As the market eagerly anticipates the next rate cut, and the news of whether it will occur in October, the psychological pressure of missing out could entice investors to put more chips on the table. Despite the Liberation Day volatility and the persistent news of a softening jobs market, the markets have enjoyed a solid year-to-date as I write this in early October. Some of this is due to the anticipation of lower borrowing costs on a forward-looking timeline and an end to restrictive monetary policy. Inflation and jobs numbers are key factors in the decision the Fed makes with their interest rate policies due to their dual mandate of price stability and full employment. The CME Fed Watch Tool is currently showing a 94.6% chance of another rate cut at the next meeting as I write this on October 9.[i] With the news of likely cuts through the fourth quarter, investors may feel the urge to add risk to avoid missing potential gains.
Regret aversion can take many forms, but at its core, it is the powerful psychological tendency to make decisions now specifically to avoid the predicted pain of future regret. For example, let’s say an investor that experienced a correction during the initial COVID market shock and went to cash in anticipation of a long-term down economy. They stayed in cash for years and are now thinking of going ‘all in’ to recoup much of the lost potential in the last five plus years now that they hear interest rates are working their way back down again. Or maybe it was not COVID, but Liberation Day. It could cause an investor to take on heavy risk in anticipation of the regret of missing out a second time.

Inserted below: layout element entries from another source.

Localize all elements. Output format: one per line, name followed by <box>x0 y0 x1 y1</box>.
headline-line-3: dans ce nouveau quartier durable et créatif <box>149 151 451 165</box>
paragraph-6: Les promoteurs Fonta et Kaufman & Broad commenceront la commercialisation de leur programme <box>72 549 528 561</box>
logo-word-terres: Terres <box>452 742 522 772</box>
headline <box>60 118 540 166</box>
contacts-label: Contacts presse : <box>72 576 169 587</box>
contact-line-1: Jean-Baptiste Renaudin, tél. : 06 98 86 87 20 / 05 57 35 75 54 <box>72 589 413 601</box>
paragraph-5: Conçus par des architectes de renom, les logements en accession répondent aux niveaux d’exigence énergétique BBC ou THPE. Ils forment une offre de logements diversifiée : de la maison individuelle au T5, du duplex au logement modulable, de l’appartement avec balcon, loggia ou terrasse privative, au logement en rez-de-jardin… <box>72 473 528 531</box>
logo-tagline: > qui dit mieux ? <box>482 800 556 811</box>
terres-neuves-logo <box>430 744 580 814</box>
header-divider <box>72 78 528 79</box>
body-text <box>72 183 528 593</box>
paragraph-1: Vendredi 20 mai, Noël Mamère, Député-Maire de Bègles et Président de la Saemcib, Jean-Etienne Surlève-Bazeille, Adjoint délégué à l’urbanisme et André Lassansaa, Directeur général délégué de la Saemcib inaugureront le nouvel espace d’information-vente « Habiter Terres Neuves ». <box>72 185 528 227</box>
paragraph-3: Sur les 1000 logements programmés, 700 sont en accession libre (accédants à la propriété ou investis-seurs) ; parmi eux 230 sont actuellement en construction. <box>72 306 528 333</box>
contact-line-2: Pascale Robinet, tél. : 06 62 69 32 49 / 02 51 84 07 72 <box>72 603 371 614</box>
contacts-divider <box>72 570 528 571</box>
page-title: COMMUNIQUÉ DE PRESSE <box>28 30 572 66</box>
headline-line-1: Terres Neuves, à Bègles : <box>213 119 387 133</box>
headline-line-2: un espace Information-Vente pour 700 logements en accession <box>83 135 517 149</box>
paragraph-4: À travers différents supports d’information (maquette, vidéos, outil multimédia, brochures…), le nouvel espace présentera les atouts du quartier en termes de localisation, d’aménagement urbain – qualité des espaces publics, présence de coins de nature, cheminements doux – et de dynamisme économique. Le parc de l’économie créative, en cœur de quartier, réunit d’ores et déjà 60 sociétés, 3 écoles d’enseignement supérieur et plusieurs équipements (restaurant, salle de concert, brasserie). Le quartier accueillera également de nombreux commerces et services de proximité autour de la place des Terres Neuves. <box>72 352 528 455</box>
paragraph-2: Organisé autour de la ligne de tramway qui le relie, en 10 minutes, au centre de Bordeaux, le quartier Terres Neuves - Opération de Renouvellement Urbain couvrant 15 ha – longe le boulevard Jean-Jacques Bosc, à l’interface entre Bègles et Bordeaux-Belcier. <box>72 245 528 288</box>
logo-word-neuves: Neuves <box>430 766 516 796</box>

While there may be much anticipation of more Fed cuts, it is a crucial factor in the reasons for the cuts alongside historical market reactions. While equity markets typically perform well when the cut is to sustain economic growth, recessionary cuts can signal weakness in the economy. As I wrote in last month’s Advisory Monthly, there have been significant job revisions that suggest employment is not on as good of footing as it was thought to be just a few months ago. There is still some trade uncertainty that may impact inflation. Markets are complex and it is difficult to know second or third order consequences of adding significant risk in an attempt to time a rally.
As we know, time in the market typically beats timing the market over a long-term horizon. It is difficult to know how negative or positive economic news will reflect across equity markets. As always, it’s important to have clients looking at long-term goals and how they are tracking toward that vs short-term market expectations. The well-established axioms of dollar cost averaging, rebalancing, and focusing on the long term is as important now as they have been in the past.
I hope everyone has a great October and enjoys the start of the holiday season.